第十一章
「……どれだけ数を揃えたところで」
不意に口は開かれて。
「こういうの」
一転、空気が張り詰める。
「多勢に無勢って言うんじゃない」
そう──忘れるべきではない。どれだけ優勢と見えたところで結局のところは彼の言葉の通りあちらの方が数が勝っているのだ。
「そいつはどうだろうな」
一方でスピカもこのまま背を向けて撤退というつもりはないらしい。ただひとつの目的の為に絶対に逆らえない状況を作り出し、挙句ダークシャドウに同胞を殺させたのが彼らフォーエス部隊。勝算はないにしても簡単にはこの状況が不利であることを悟らせたくはないのだろう。
気持ちを汲み取るならば。
ここで戦うべきなんだろうけど──
「やれやれ。
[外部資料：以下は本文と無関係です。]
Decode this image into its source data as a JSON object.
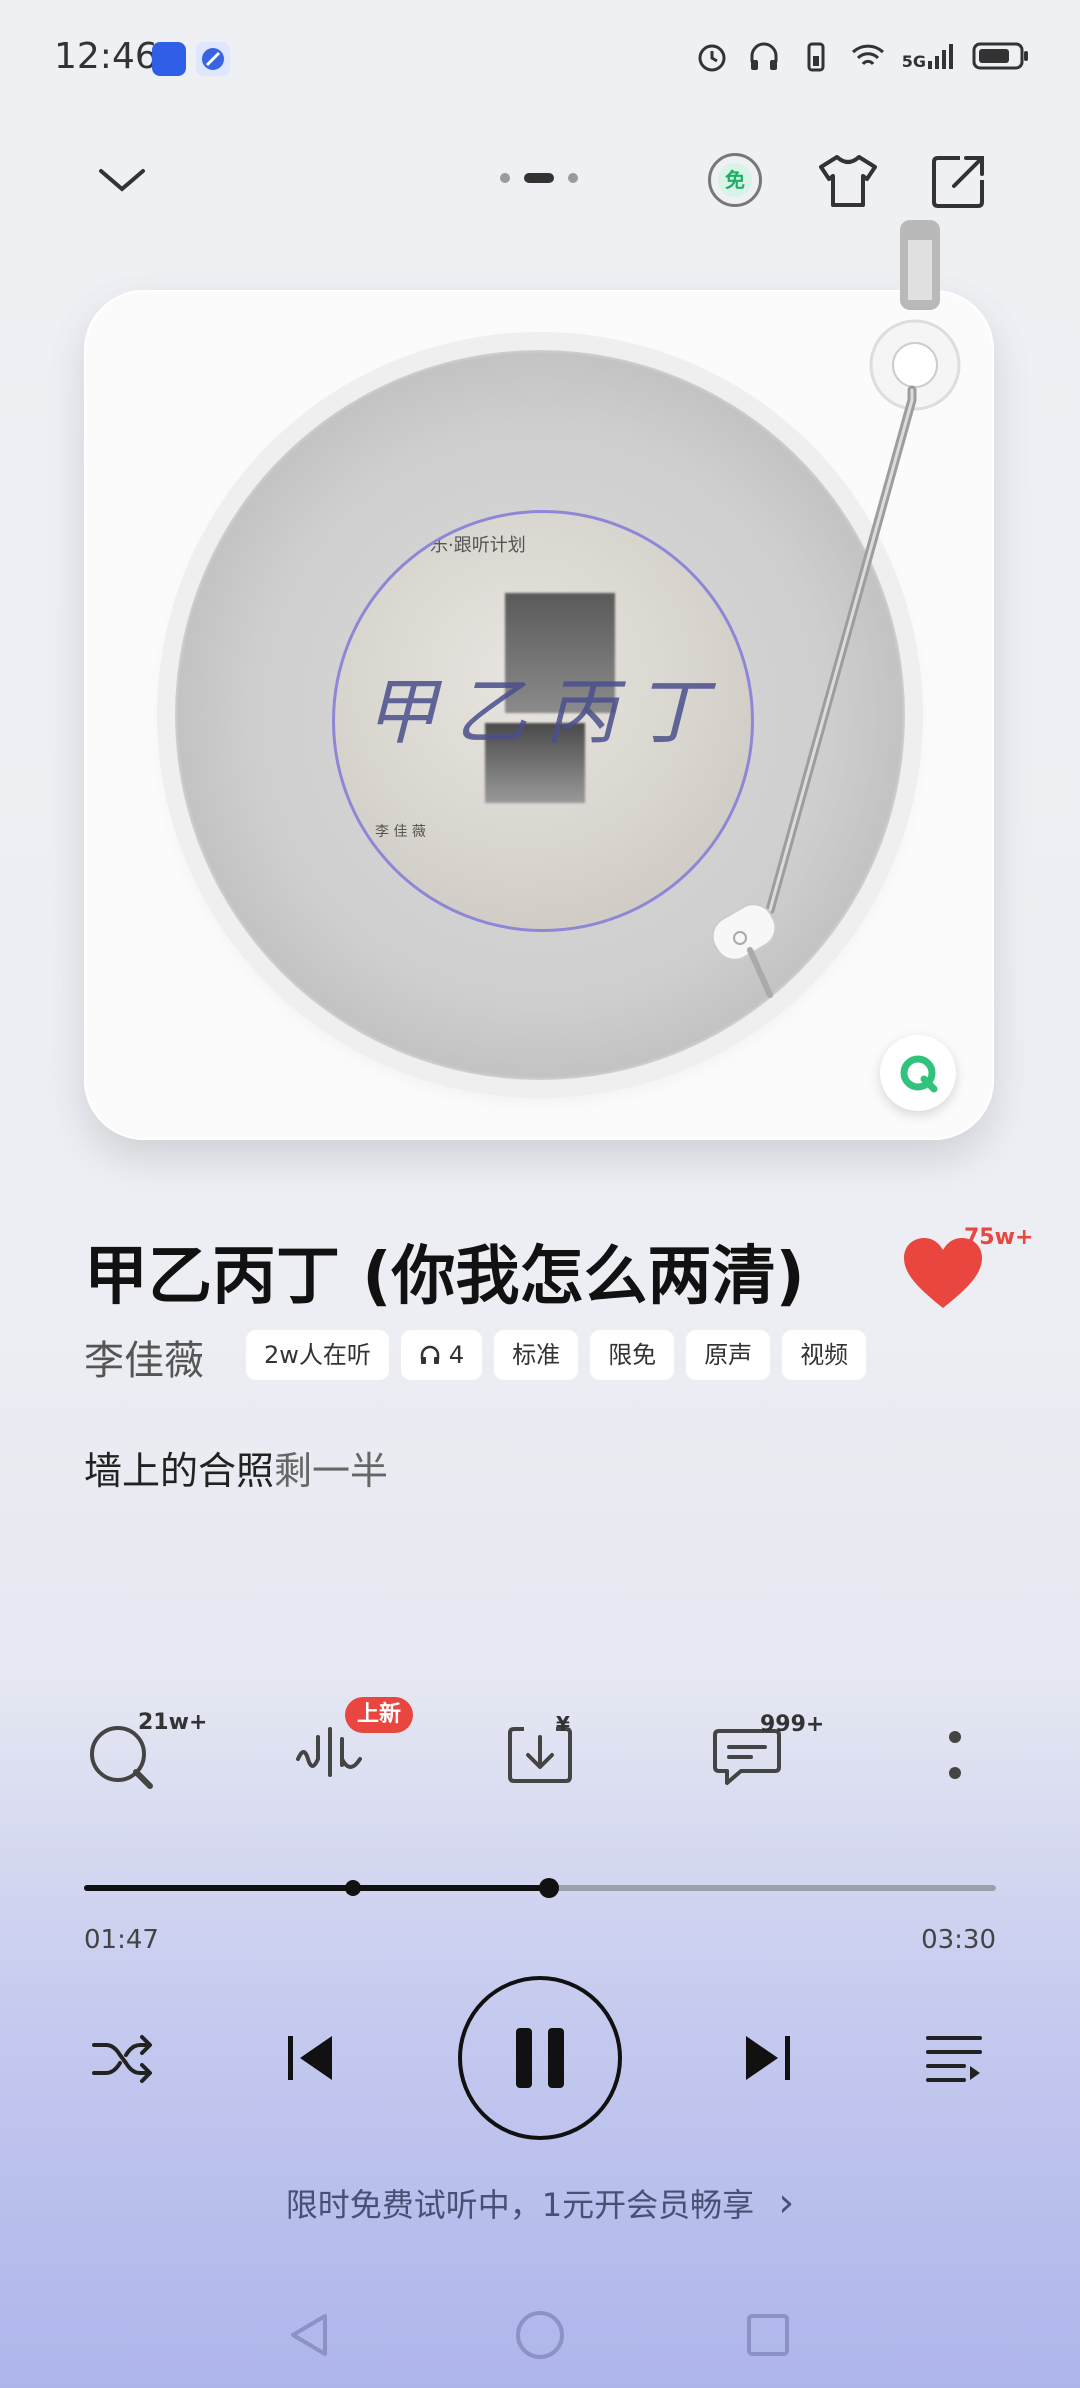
{
  "status_bar": {
    "time": "12:46",
    "network": "5G",
    "icons": [
      "app-icon-blue",
      "app-icon-compass",
      "alarm-icon",
      "headphones-icon",
      "battery-saver-icon",
      "wifi-icon",
      "signal-icon",
      "battery-icon"
    ]
  },
  "top_bar": {
    "collapse_icon": "chevron-down-icon",
    "free_badge": "免",
    "icons": [
      "free-icon",
      "tshirt-icon",
      "share-icon"
    ]
  },
  "player": {
    "label_top": "乐·跟听计划",
    "label_script": "甲乙丙丁",
    "label_bottom": "李 佳 薇",
    "badge_icon": "qq-music-icon"
  },
  "song": {
    "title": "甲乙丙丁 (你我怎么两清)",
    "artist": "李佳薇",
    "like_count": "75w+",
    "tags": [
      "2w人在听",
      "4",
      "标准",
      "限免",
      "原声",
      "视频"
    ]
  },
  "lyric": {
    "highlight": "墙上的合照",
    "rest": "剩一半"
  },
  "actions": {
    "search_count": "21w+",
    "new_label": "上新",
    "download_price": "¥",
    "comment_count": "999+"
  },
  "progress": {
    "current": "01:47",
    "total": "03:30",
    "played_fraction": 0.51,
    "buffer_marker_fraction": 0.295
  },
  "trial": {
    "text": "限时免费试听中，1元开会员畅享",
    "arrow": "›"
  },
  "colors": {
    "accent_red": "#e8463f",
    "qq_green": "#31c27c"
  }
}
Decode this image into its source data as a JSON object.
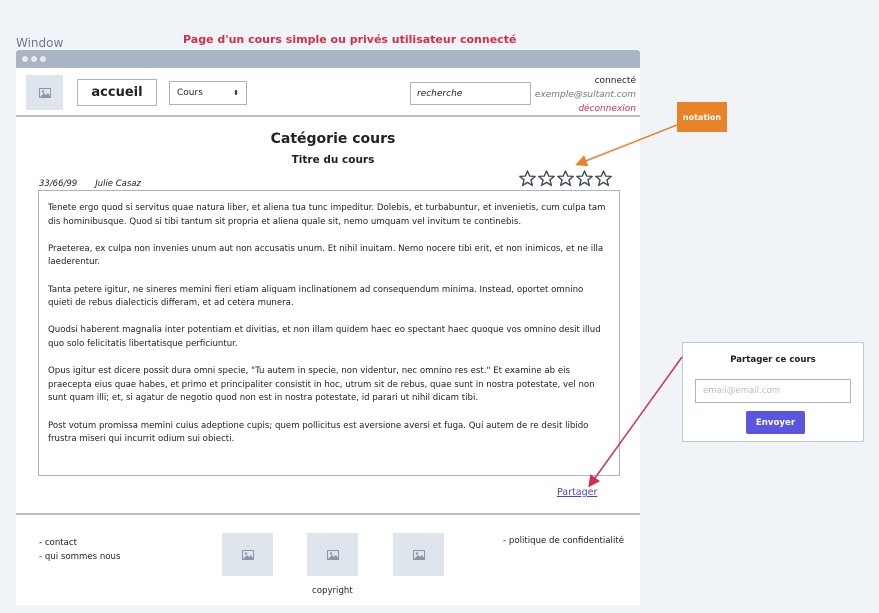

安い挑発に乗せられるようでは長生きしないだろうな」
呆れた視線を投げかけるロックマンに。
「……言ってろ」
スピカは鋭く睨み付ける。
「直ぐにその喉笛かっ裂いて黙らせてやるよ」
空気が淀む。
「──そこまでだ」
ぎくりと肩を跳ねた。
ロックマン含む対岸の彼らも注目を送る。ゆっくりと振り向いたルーティも今度ばかりはその人たちの参入を全く予想などしていなかった。
「ふ、」
銃を構えたその人の名前を呟く。